Now I should start by saying that, at the core of what they do, Diamond Comic Distributors is doing a good job. The comics you go to your local shop to by arrive on time, in good condition, and the shop owners can continue their business (well, to an extent. See part 1 for more on that). But, in an age where a new comic book movie is coming out every few months and Saturday morning TV is flooded with characters that kids should be running down to their local shop to get more info on, why isn’t Diamond doing more to grow their business?
What Can A Distributor Do To Grow?
The very best example of this is anecdotal, but at least it’s first hand. It was some time ago, at C2E2 in Chicago I believe (great show by the way, get more info here if you’ve never been). I walked up to the Diamond booth, introduced myself to the first person there who acknowledged me, and mentioned that I was interested in setting up an account with them. Now, at this point most companies would have a few guys fighting over who gets to put their name down on the new signup sheet, since even if you don’t work on commission, you at least want to look good for your annual review. But, the guy I spoke to reached under a display, grabbed some sheets out of a box, and simply said “fill these out and mail them in”. He smiled and was polite about it, but then turned away, as our time for interaction was done.

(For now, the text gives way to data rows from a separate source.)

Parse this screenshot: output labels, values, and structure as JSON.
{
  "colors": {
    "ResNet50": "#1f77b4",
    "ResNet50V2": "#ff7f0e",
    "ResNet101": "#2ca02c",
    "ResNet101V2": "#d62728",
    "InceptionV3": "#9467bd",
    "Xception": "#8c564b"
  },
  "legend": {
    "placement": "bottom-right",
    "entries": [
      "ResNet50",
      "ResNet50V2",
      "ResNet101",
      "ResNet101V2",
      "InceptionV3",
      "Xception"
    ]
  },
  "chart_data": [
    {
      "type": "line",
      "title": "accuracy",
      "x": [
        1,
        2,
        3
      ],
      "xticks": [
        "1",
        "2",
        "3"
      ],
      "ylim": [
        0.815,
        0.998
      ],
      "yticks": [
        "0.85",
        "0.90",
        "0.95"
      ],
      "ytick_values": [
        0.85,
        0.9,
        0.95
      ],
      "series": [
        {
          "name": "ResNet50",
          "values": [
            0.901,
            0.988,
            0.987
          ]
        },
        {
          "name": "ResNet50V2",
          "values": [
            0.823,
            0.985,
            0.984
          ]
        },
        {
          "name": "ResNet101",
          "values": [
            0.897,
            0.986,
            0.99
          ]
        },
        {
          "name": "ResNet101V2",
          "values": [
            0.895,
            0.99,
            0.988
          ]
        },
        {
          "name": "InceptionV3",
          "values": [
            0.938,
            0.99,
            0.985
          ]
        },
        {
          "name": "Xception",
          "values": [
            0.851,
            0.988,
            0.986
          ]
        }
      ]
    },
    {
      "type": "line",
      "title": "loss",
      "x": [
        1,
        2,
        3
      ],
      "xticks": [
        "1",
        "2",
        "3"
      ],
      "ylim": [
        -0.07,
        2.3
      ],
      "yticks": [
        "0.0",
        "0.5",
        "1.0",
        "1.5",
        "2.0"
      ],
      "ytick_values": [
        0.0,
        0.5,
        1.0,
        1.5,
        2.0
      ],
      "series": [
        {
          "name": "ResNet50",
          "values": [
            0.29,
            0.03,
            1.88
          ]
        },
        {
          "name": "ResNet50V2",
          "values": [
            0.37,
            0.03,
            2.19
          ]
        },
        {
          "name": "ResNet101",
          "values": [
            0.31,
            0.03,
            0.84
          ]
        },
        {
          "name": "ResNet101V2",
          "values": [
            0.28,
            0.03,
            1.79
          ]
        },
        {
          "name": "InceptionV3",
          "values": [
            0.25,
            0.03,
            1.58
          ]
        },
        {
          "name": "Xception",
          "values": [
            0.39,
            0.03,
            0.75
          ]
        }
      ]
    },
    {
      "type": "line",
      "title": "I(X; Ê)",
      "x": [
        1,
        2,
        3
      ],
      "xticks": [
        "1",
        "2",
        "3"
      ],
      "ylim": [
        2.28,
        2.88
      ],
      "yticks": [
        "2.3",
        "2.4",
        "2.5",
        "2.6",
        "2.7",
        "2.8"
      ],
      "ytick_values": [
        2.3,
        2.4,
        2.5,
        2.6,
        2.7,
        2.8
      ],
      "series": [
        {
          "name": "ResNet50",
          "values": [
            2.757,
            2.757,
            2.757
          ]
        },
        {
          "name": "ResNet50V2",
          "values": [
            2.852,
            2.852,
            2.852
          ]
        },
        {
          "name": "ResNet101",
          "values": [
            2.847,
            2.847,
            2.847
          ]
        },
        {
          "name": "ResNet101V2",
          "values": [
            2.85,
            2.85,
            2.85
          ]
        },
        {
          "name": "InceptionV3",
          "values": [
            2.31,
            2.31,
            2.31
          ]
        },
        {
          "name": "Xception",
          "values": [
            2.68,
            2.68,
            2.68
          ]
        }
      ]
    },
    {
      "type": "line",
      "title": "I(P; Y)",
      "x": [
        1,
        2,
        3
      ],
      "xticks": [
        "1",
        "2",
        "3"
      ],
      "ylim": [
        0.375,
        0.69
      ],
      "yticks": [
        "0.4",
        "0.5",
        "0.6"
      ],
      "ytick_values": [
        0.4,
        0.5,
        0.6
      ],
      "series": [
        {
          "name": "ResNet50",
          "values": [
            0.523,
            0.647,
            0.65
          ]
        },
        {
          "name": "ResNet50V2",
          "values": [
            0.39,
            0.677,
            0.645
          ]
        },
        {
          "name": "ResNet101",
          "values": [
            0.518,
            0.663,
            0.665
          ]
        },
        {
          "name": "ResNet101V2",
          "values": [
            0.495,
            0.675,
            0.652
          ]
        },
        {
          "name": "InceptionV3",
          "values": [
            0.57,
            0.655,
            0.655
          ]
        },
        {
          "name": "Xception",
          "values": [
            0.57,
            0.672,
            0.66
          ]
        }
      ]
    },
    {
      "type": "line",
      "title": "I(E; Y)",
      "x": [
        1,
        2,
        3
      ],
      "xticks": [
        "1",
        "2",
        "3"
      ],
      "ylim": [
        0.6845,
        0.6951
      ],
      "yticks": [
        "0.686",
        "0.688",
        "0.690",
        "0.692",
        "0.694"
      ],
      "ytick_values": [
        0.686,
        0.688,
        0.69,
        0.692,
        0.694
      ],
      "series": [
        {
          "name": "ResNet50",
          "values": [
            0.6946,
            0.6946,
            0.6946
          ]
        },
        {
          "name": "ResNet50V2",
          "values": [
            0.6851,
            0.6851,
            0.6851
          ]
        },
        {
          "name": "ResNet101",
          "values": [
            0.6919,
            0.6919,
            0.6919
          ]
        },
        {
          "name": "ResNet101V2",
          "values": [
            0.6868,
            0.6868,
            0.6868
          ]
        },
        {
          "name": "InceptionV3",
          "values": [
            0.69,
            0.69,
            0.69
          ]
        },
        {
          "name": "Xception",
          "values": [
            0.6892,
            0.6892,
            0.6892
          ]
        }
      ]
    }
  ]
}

I stopped back later, as quite honestly I was hoping for a bit of an expedited process (frankly I would have been ready to place my first order then and there if they had been able to sign me up), but the next person I talked to gave me roughly the same, this time adding that I could call or email them if I had any questions.
So What’s Wrong With Just Not Being Super Helpful
Look, this isn’t a horrible thing. These guys were not rude or arrogant or stand offish. They just weren’t willing to go that extra mile. And in a business that’s still somewhat recovering from almost dying off 10 years ago, that extra mile should no longer be considered “extra”. I lost count long ago of the number of comic shows I’ve worked, but big or small one thing I have never seen was a rep from Diamond going from booth to booth trying to sign people up. I certainly get approached enough by people asking “do you have new comics?” to know that the market at these shows is there.
This is an industry built on the backs of people who don’t really know much about business, but just love super heroes, so certain concessions have to be made. But the industry won’t grow itself. The organizations at the top, the ones who actually send out these comics that we rush out every week to buy, need to start being proactive instead of reactive. Diamond Comic Distributors not actively being bad right now, but just not being bad isn’t good enough. In fact, just being good isn’t good enough. It’s time to be great guys. It’s time to shine like the Diamond you’re named after.